During the 1970s, Hall of Fame cornerback Mel Blount of the Pittsburgh Steelers excelled in this coverage to such a point as to cause numerous rule changes (see below) strictly limiting when and where a defender may make contact with a potential receiver in order to make it easier for receivers to run their routes and increase scoring. The rule limiting the pass defender's conduct became known as the Mel Blount Rule.

== Technique and rules limiting it ==
This play works well against routes that require the receiver to be in a certain spot at a certain time. The disadvantage, however, is that the receiver can shed contact and get behind the cornerback for a big play. This varies from the more traditional defensive formation in which a defensive player will give the receiver a "cushion" of about 5 yards to prevent the receiver from getting behind him.

In 1974, the NFL changed its rules so a defensive player could only make contact one time with a receiver within 3 yards of the line of scrimmage, and then could not make contact with the receiver after that. Cincinnati Bengals owner and Hall of Fame coach Paul Brown, who was part of the NFL's rule making committee, had lobbied for the rule, known as the "Isaac Curtis Rule" for the Bengals slender and extremely fast star receiver. During a 1973 playoff game against the Miami Dolphins (who went on to win Super Bowl VIII), the Dolphins defensive strategy included double teaming Curtis and knocking him to the ground as often as possible so that he had no opportunity to make a reception. Dolphins Hall of Fame coach Don Shula was against the rule change.

With subsequent NFL rule changes, a defensive back now is allowed contact within the five-yard bump zone, except for holding the receiver. Beyond that five-yard space, the defender can be called for an illegal contact penalty, costing five yards and an automatic first down. This rule, enforced since 1978 NFL season, is known colloquially as the Mel Blount Rule, after the Pittsburgh Steeler Hall of Fame defensive back. This accompanied another significant 1978 rule change that allowed offensive linemen to extend their arms, lock their elbows and grab the defensive lineman's jersey to some degree. The rule was modified in 1994 so that if a receiver is trying to evade the defender, the defender cannot impede the receiver's movements.

Blount explained that some key events triggering the rule change occurred during a 1977 game between the Steelers and the Cincinnati Bengals.

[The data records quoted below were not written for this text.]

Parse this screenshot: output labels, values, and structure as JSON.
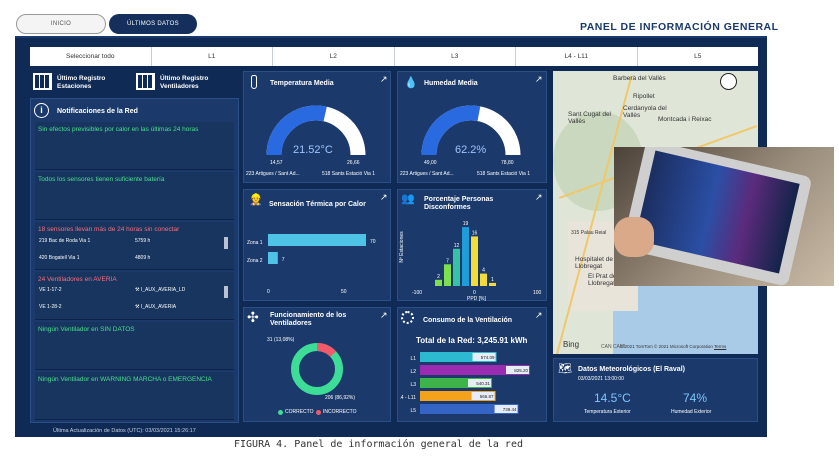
{
  "tabs": [
    {
      "label": "INICIO"
    },
    {
      "label": "ÚLTIMOS DATOS"
    }
  ],
  "header": {
    "title": "PANEL DE INFORMACIÓN GENERAL"
  },
  "filters": [
    "Seleccionar todo",
    "L1",
    "L2",
    "L3",
    "L4 - L11",
    "L5"
  ],
  "left": {
    "registro_estaciones": "Último Registro Estaciones",
    "registro_ventiladores": "Último Registro Ventiladores",
    "notif_title": "Notificaciones de la Red",
    "n1": "Sin efectos previsibles por calor en las últimas 24 horas",
    "n2": "Todos los sensores tienen suficiente batería",
    "n3": "18 sensores llevan más de 24 horas sin conectar",
    "n3_rows": [
      [
        "219 Bac de Roda Via 1",
        "5759 h"
      ],
      [
        "420 Bogatell Via 1",
        "4809 h"
      ]
    ],
    "n4": "24 Ventiladores en AVERIA",
    "n4_rows": [
      [
        "VE 1-17-2",
        "⚒ I_AUX_AVERIA_LD"
      ],
      [
        "VE 1-28-2",
        "⚒ I_AUX_AVERIA"
      ]
    ],
    "n5": "Ningún Ventilador en SIN DATOS",
    "n6": "Ningún Ventilador en WARNING MARCHA o EMERGENCIA"
  },
  "temp": {
    "title": "Temperatura Media",
    "value": "21.52°C",
    "min": "14,57",
    "max": "26,66",
    "min_st": "223 Artigues / Sant Ad...",
    "max_st": "518 Sants Estació Via 1",
    "fill": 0.57
  },
  "hum": {
    "title": "Humedad Media",
    "value": "62.2%",
    "min": "49,00",
    "max": "78,80",
    "min_st": "223 Artigues / Sant Ad...",
    "max_st": "518 Sants Estació Via 1",
    "fill": 0.56
  },
  "sensacion": {
    "title": "Sensación Térmica por Calor",
    "z1": "Zona 1",
    "z2": "Zona 2",
    "v1": "70",
    "v2": "7",
    "t0": "0",
    "t50": "50"
  },
  "ppd": {
    "title": "Porcentaje Personas Disconformes",
    "ylabel": "Nº Estaciones",
    "xlabel": "PPD [%]",
    "tmin": "-100",
    "t0": "0",
    "t100": "100"
  },
  "fan": {
    "title": "Funcionamiento de los Ventiladores",
    "inc": "31 (13,08%)",
    "cor": "206 (86,92%)",
    "leg_c": "CORRECTO",
    "leg_i": "INCORRECTO",
    "correct_frac": 0.8692
  },
  "consumo": {
    "title": "Consumo de la Ventilación",
    "total": "Total de la Red: 3,245.91 kWh"
  },
  "meteo": {
    "title": "Datos Meteorológicos (El Raval)",
    "date": "03/03/2021 13:00:00",
    "temp": "14.5°C",
    "temp_l": "Temperatura Exterior",
    "hum": "74%",
    "hum_l": "Humedad Exterior"
  },
  "map": {
    "labels": [
      "Barberà del Vallès",
      "Ripollet",
      "Cerdanyola del Vallès",
      "Montcada i Reixac",
      "Sant Cugat del Vallès",
      "315 Palau Reial",
      "Hospitalet de Llobregat",
      "El Prat de Llobregat",
      "CAN CAMI"
    ],
    "copyright": "© 2021 TomTom © 2021 Microsoft Corporation",
    "terms": "Terms",
    "bing": "Bing"
  },
  "footer": "Última Actualización de Datos (UTC): 03/03/2021 15:26:17",
  "caption": "FIGURA 4. Panel de información general de la red",
  "chart_data": [
    {
      "type": "bar",
      "title": "Sensación Térmica por Calor",
      "categories": [
        "Zona 1",
        "Zona 2"
      ],
      "values": [
        70,
        7
      ],
      "xlim": [
        0,
        100
      ]
    },
    {
      "type": "bar",
      "title": "Porcentaje Personas Disconformes",
      "xlabel": "PPD [%]",
      "ylabel": "Nº Estaciones",
      "categories": [
        "-40",
        "-30",
        "-20",
        "-10",
        "0",
        "10",
        "20"
      ],
      "values": [
        2,
        7,
        12,
        19,
        16,
        4,
        1
      ],
      "colors": [
        "#7ee04d",
        "#7ee04d",
        "#37c2a8",
        "#1f9ddb",
        "#f2dc3a",
        "#f2dc3a",
        "#f2dc3a"
      ]
    },
    {
      "type": "pie",
      "title": "Funcionamiento de los Ventiladores",
      "labels": [
        "CORRECTO",
        "INCORRECTO"
      ],
      "values": [
        206,
        31
      ]
    },
    {
      "type": "bar",
      "title": "Consumo de la Ventilación",
      "categories": [
        "L1",
        "L2",
        "L3",
        "L4 - L11",
        "L5"
      ],
      "values": [
        574.09,
        825.2,
        540.31,
        566.87,
        739.44
      ],
      "colors": [
        "#2dbad0",
        "#9b2bb0",
        "#3db34a",
        "#f4a21c",
        "#3464c4"
      ]
    }
  ]
}
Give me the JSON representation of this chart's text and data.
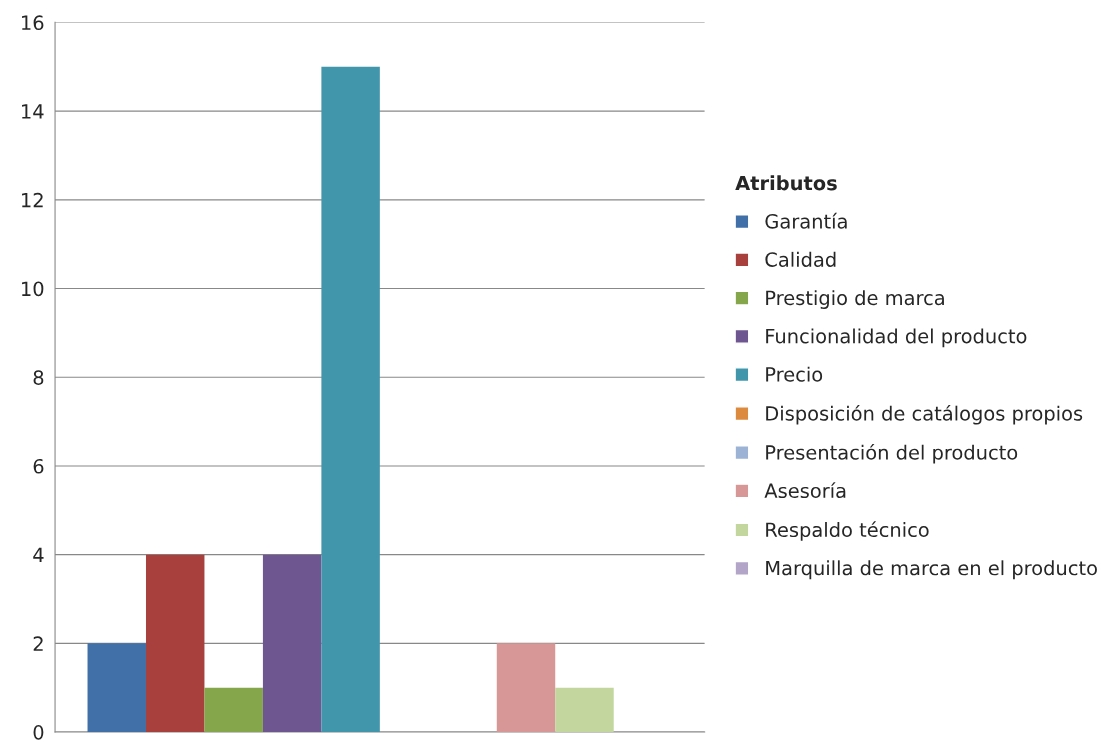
{
  "chart_data": {
    "type": "bar",
    "categories": [
      null
    ],
    "legend_title": "Atributos",
    "legend": "right",
    "ylim": [
      0,
      16
    ],
    "yticks": [
      0,
      2,
      4,
      6,
      8,
      10,
      12,
      14,
      16
    ],
    "grid": "y",
    "series": [
      {
        "name": "Garantía",
        "color": "#4170a9",
        "values": [
          2
        ]
      },
      {
        "name": "Calidad",
        "color": "#a8403e",
        "values": [
          4
        ]
      },
      {
        "name": "Prestigio de marca",
        "color": "#85a64a",
        "values": [
          1
        ]
      },
      {
        "name": "Funcionalidad del producto",
        "color": "#6e5690",
        "values": [
          4
        ]
      },
      {
        "name": "Precio",
        "color": "#4196ab",
        "values": [
          15
        ]
      },
      {
        "name": "Disposición de catálogos propios",
        "color": "#db8a3e",
        "values": [
          0
        ]
      },
      {
        "name": "Presentación del producto",
        "color": "#9cb3d6",
        "values": [
          0
        ]
      },
      {
        "name": "Asesoría",
        "color": "#d79796",
        "values": [
          2
        ]
      },
      {
        "name": "Respaldo técnico",
        "color": "#c2d69e",
        "values": [
          1
        ]
      },
      {
        "name": "Marquilla de marca en el producto",
        "color": "#b2a5c8",
        "values": [
          0
        ]
      }
    ]
  }
}
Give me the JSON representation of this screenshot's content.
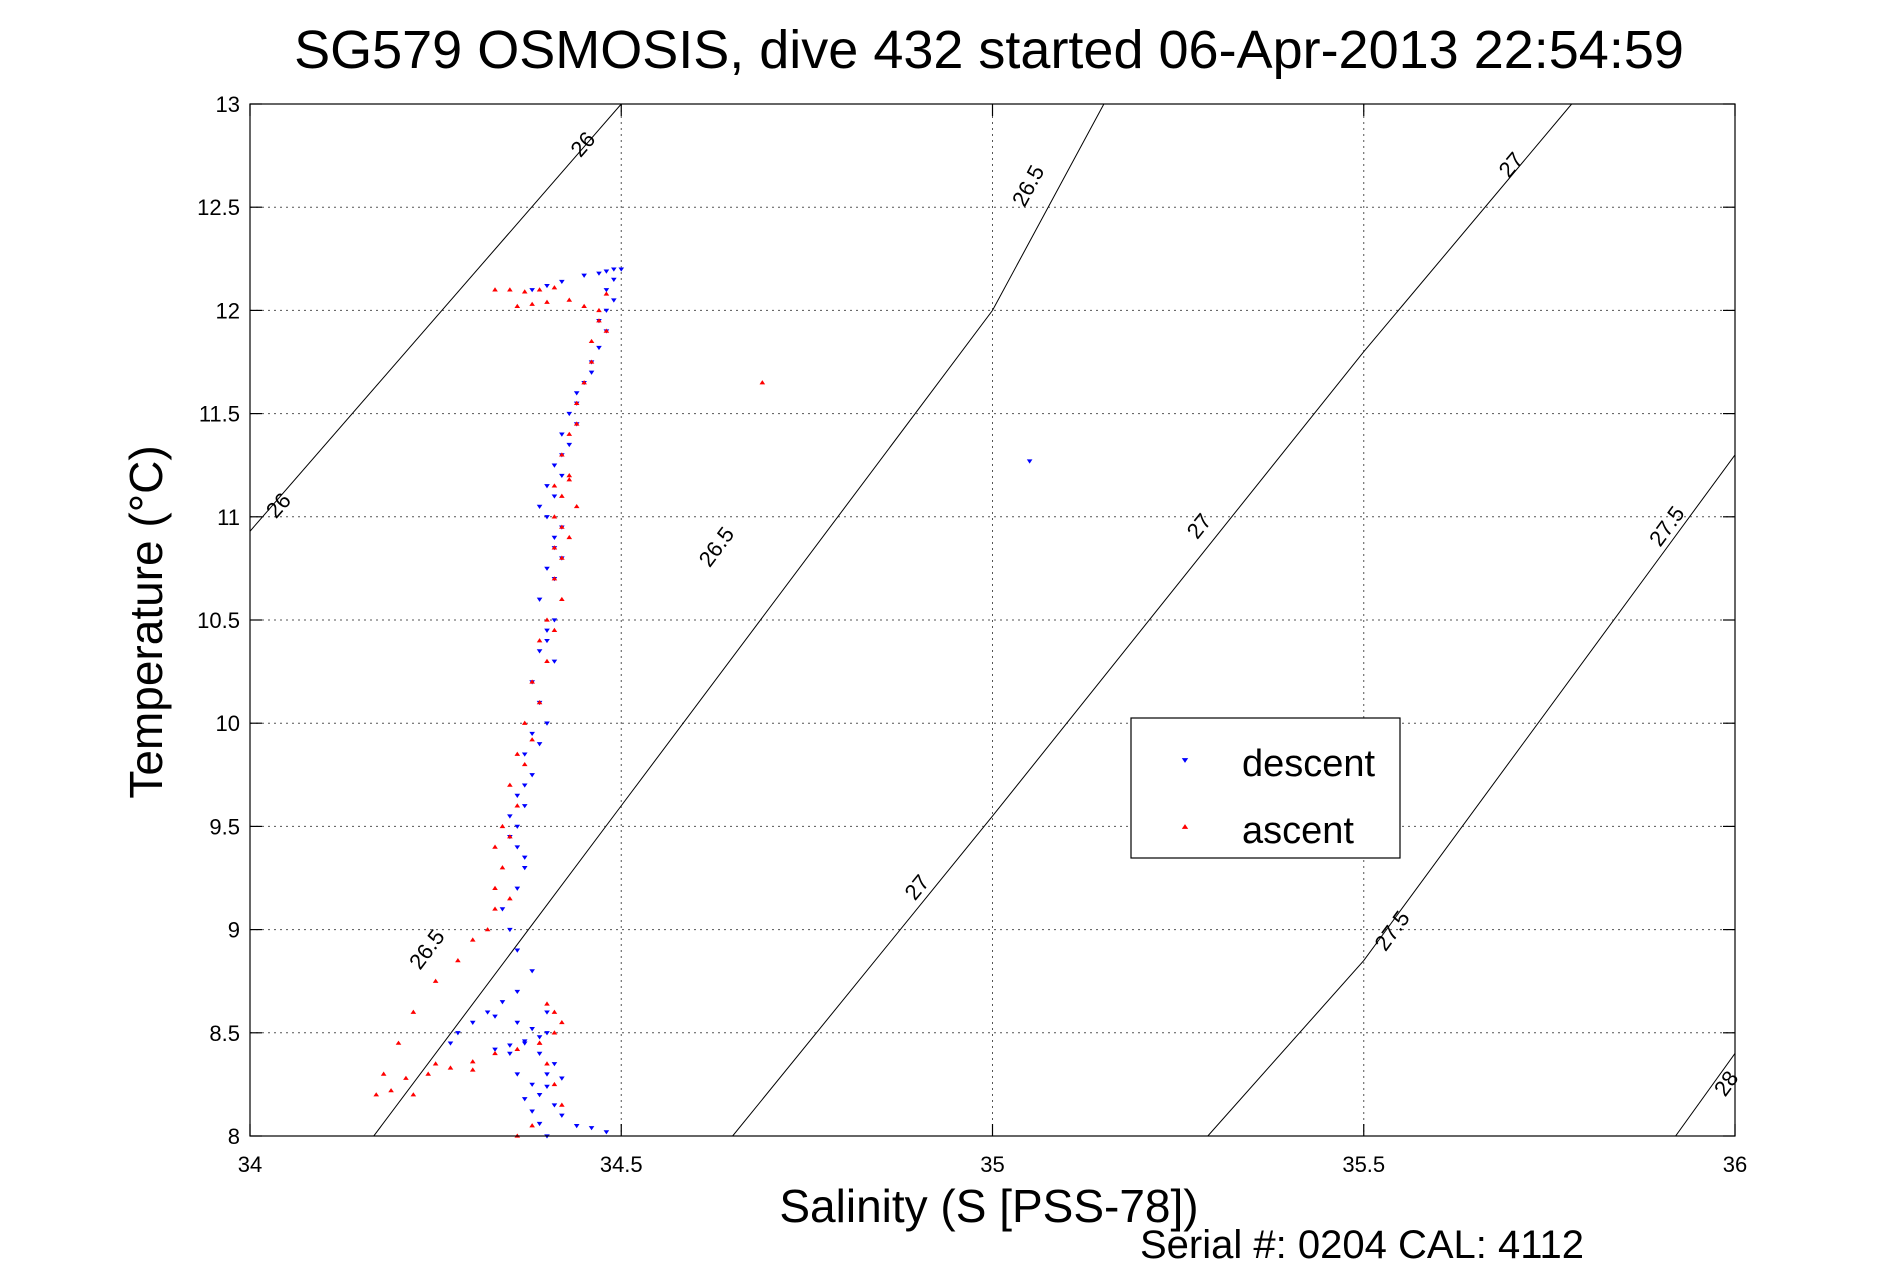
{
  "chart_data": {
    "type": "scatter",
    "title": "SG579 OSMOSIS, dive 432 started 06-Apr-2013 22:54:59",
    "xlabel": "Salinity (S [PSS-78])",
    "ylabel": "Temperature (°C)",
    "xlim": [
      34,
      36
    ],
    "ylim": [
      8,
      13
    ],
    "xticks": [
      34,
      34.5,
      35,
      35.5,
      36
    ],
    "xtick_labels": [
      "34",
      "34.5",
      "35",
      "35.5",
      "36"
    ],
    "yticks": [
      8,
      8.5,
      9,
      9.5,
      10,
      10.5,
      11,
      11.5,
      12,
      12.5,
      13
    ],
    "ytick_labels": [
      "8",
      "8.5",
      "9",
      "9.5",
      "10",
      "10.5",
      "11",
      "11.5",
      "12",
      "12.5",
      "13"
    ],
    "grid": true,
    "legend_position": "center-right",
    "footer": "Serial #: 0204  CAL: 4112",
    "density_contours": [
      {
        "label": "26",
        "points": [
          [
            34.0,
            10.93
          ],
          [
            34.5,
            13.0
          ]
        ],
        "label_positions": [
          [
            34.04,
            11.05
          ],
          [
            34.45,
            12.8
          ]
        ]
      },
      {
        "label": "26.5",
        "points": [
          [
            34.0,
            7.2
          ],
          [
            34.5,
            9.6
          ],
          [
            35.0,
            12.0
          ],
          [
            35.15,
            13.0
          ]
        ],
        "label_positions": [
          [
            34.24,
            8.9
          ],
          [
            34.63,
            10.85
          ],
          [
            35.05,
            12.6
          ]
        ]
      },
      {
        "label": "27",
        "points": [
          [
            34.65,
            8.0
          ],
          [
            35.0,
            9.55
          ],
          [
            35.5,
            11.8
          ],
          [
            35.78,
            13.0
          ]
        ],
        "label_positions": [
          [
            34.9,
            9.2
          ],
          [
            35.28,
            10.95
          ],
          [
            35.7,
            12.7
          ]
        ]
      },
      {
        "label": "27.5",
        "points": [
          [
            35.29,
            8.0
          ],
          [
            35.5,
            8.85
          ],
          [
            36.0,
            11.3
          ]
        ],
        "label_positions": [
          [
            35.54,
            8.99
          ],
          [
            35.91,
            10.95
          ]
        ]
      },
      {
        "label": "28",
        "points": [
          [
            35.92,
            8.0
          ],
          [
            36.0,
            8.4
          ]
        ],
        "label_positions": [
          [
            35.99,
            8.25
          ]
        ]
      }
    ],
    "series": [
      {
        "name": "descent",
        "color": "#0000ff",
        "marker": "triangle-down",
        "x": [
          34.5,
          34.49,
          34.48,
          34.47,
          34.45,
          34.42,
          34.4,
          34.38,
          34.49,
          34.48,
          34.49,
          34.48,
          34.47,
          34.48,
          34.47,
          34.46,
          34.46,
          34.45,
          34.44,
          34.44,
          34.43,
          34.44,
          34.42,
          34.43,
          34.42,
          34.41,
          34.42,
          34.4,
          34.41,
          34.39,
          34.4,
          34.42,
          34.41,
          34.41,
          34.42,
          34.4,
          34.41,
          34.39,
          34.41,
          34.4,
          34.4,
          34.39,
          34.41,
          34.38,
          34.39,
          34.4,
          34.38,
          34.39,
          34.37,
          34.38,
          34.37,
          34.36,
          34.37,
          34.35,
          34.36,
          34.35,
          34.36,
          34.37,
          34.37,
          34.36,
          34.34,
          34.35,
          34.36,
          34.38,
          34.36,
          34.34,
          34.32,
          34.3,
          34.28,
          34.27,
          34.33,
          34.35,
          34.37,
          34.39,
          34.4,
          34.36,
          34.33,
          34.4,
          34.38,
          34.37,
          34.39,
          34.41,
          34.4,
          34.38,
          34.39,
          34.41,
          34.42,
          34.44,
          34.46,
          34.48,
          34.4,
          34.39,
          34.38,
          34.37,
          34.36,
          34.35,
          34.42,
          34.4,
          35.05
        ],
        "y": [
          12.2,
          12.2,
          12.19,
          12.18,
          12.17,
          12.14,
          12.12,
          12.1,
          12.15,
          12.1,
          12.05,
          12.0,
          11.95,
          11.9,
          11.82,
          11.75,
          11.7,
          11.65,
          11.6,
          11.55,
          11.5,
          11.45,
          11.4,
          11.35,
          11.3,
          11.25,
          11.2,
          11.15,
          11.1,
          11.05,
          11.0,
          10.95,
          10.9,
          10.85,
          10.8,
          10.75,
          10.7,
          10.6,
          10.5,
          10.45,
          10.4,
          10.35,
          10.3,
          10.2,
          10.1,
          10.0,
          9.95,
          9.9,
          9.85,
          9.75,
          9.7,
          9.65,
          9.6,
          9.55,
          9.5,
          9.45,
          9.4,
          9.35,
          9.3,
          9.2,
          9.1,
          9.0,
          8.9,
          8.8,
          8.7,
          8.65,
          8.6,
          8.55,
          8.5,
          8.45,
          8.42,
          8.44,
          8.46,
          8.48,
          8.5,
          8.55,
          8.58,
          8.6,
          8.52,
          8.45,
          8.4,
          8.35,
          8.3,
          8.25,
          8.2,
          8.15,
          8.1,
          8.05,
          8.04,
          8.02,
          8.0,
          8.06,
          8.12,
          8.18,
          8.3,
          8.4,
          8.28,
          8.24,
          11.27
        ]
      },
      {
        "name": "ascent",
        "color": "#ff0000",
        "marker": "triangle-up",
        "x": [
          34.33,
          34.35,
          34.37,
          34.39,
          34.41,
          34.36,
          34.38,
          34.4,
          34.43,
          34.45,
          34.47,
          34.48,
          34.47,
          34.46,
          34.48,
          34.46,
          34.45,
          34.44,
          34.44,
          34.43,
          34.42,
          34.43,
          34.41,
          34.42,
          34.43,
          34.44,
          34.41,
          34.42,
          34.43,
          34.41,
          34.42,
          34.41,
          34.42,
          34.4,
          34.41,
          34.39,
          34.4,
          34.38,
          34.39,
          34.37,
          34.38,
          34.36,
          34.37,
          34.35,
          34.36,
          34.34,
          34.35,
          34.33,
          34.34,
          34.33,
          34.35,
          34.33,
          34.32,
          34.3,
          34.28,
          34.25,
          34.22,
          34.2,
          34.18,
          34.17,
          34.19,
          34.21,
          34.24,
          34.27,
          34.3,
          34.33,
          34.36,
          34.39,
          34.41,
          34.42,
          34.41,
          34.4,
          34.39,
          34.4,
          34.41,
          34.42,
          34.38,
          34.36,
          34.3,
          34.25,
          34.22,
          34.69
        ],
        "y": [
          12.1,
          12.1,
          12.09,
          12.1,
          12.11,
          12.02,
          12.03,
          12.04,
          12.05,
          12.02,
          12.0,
          12.08,
          11.95,
          11.85,
          11.9,
          11.75,
          11.65,
          11.55,
          11.45,
          11.4,
          11.3,
          11.2,
          11.15,
          11.1,
          11.18,
          11.05,
          11.0,
          10.95,
          10.9,
          10.85,
          10.8,
          10.7,
          10.6,
          10.5,
          10.45,
          10.4,
          10.3,
          10.2,
          10.1,
          10.0,
          9.92,
          9.85,
          9.8,
          9.7,
          9.6,
          9.5,
          9.45,
          9.4,
          9.3,
          9.2,
          9.15,
          9.1,
          9.0,
          8.95,
          8.85,
          8.75,
          8.6,
          8.45,
          8.3,
          8.2,
          8.22,
          8.28,
          8.3,
          8.33,
          8.36,
          8.4,
          8.42,
          8.45,
          8.5,
          8.55,
          8.6,
          8.64,
          8.45,
          8.35,
          8.25,
          8.15,
          8.05,
          8.0,
          8.32,
          8.35,
          8.2,
          11.65
        ]
      }
    ]
  }
}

Bengals tight end Bob Trumpy was in the process of catching a softly thrown ball over the middle of the field, and Blount hit Trumpy so hard that the collision (unintentionally) broke Trumpy's jaw. Trumpy later could not even remember the play. On the next play, Blount was jamming Bengals' wide receiver Isaac Curtis so successfully, Curtis could not get past the line of scrimmage. Bengals' owner Paul Brown used his position on the NFL competition committee to require a meeting with Blount about the two plays. Blount told them he would not change his style of play until the rules were changed requiring him to play a different style.

After the rule changes, Blount went to three Pro Bowls and was an All-Pro three times. The Steelers still led the NFL in fewest points allowed in 1978 and 1979. They won Super Bowls in the 1978 and 1979 seasons, and with a more open passing game, Steelers' quarterback Terry Bradshaw was the NFL's Most Valuable Player in 1978, and was the Super Bowl Most Valuable Player in both 1978 and 1979.

Passing statistics increased significantly after the rule change. In 1977, Drew Pearson led the NFL in receiving yards with 870. In 1978, four players had over 1,000 yards receiving. Wide receiver Harold Carmichael went from 665 receiving yards in 1977 to 1,072 yards in 1978; and wide receiver Steve Largent went from 33 receptions in 1977 to an AFC-leading 71 receptions in 1978, and from 643 yards to 1,168 yards.

In contrast, under NCAA rules, contact is allowed anywhere on the field as long as contact is in front of the defender and a pass is not in the air.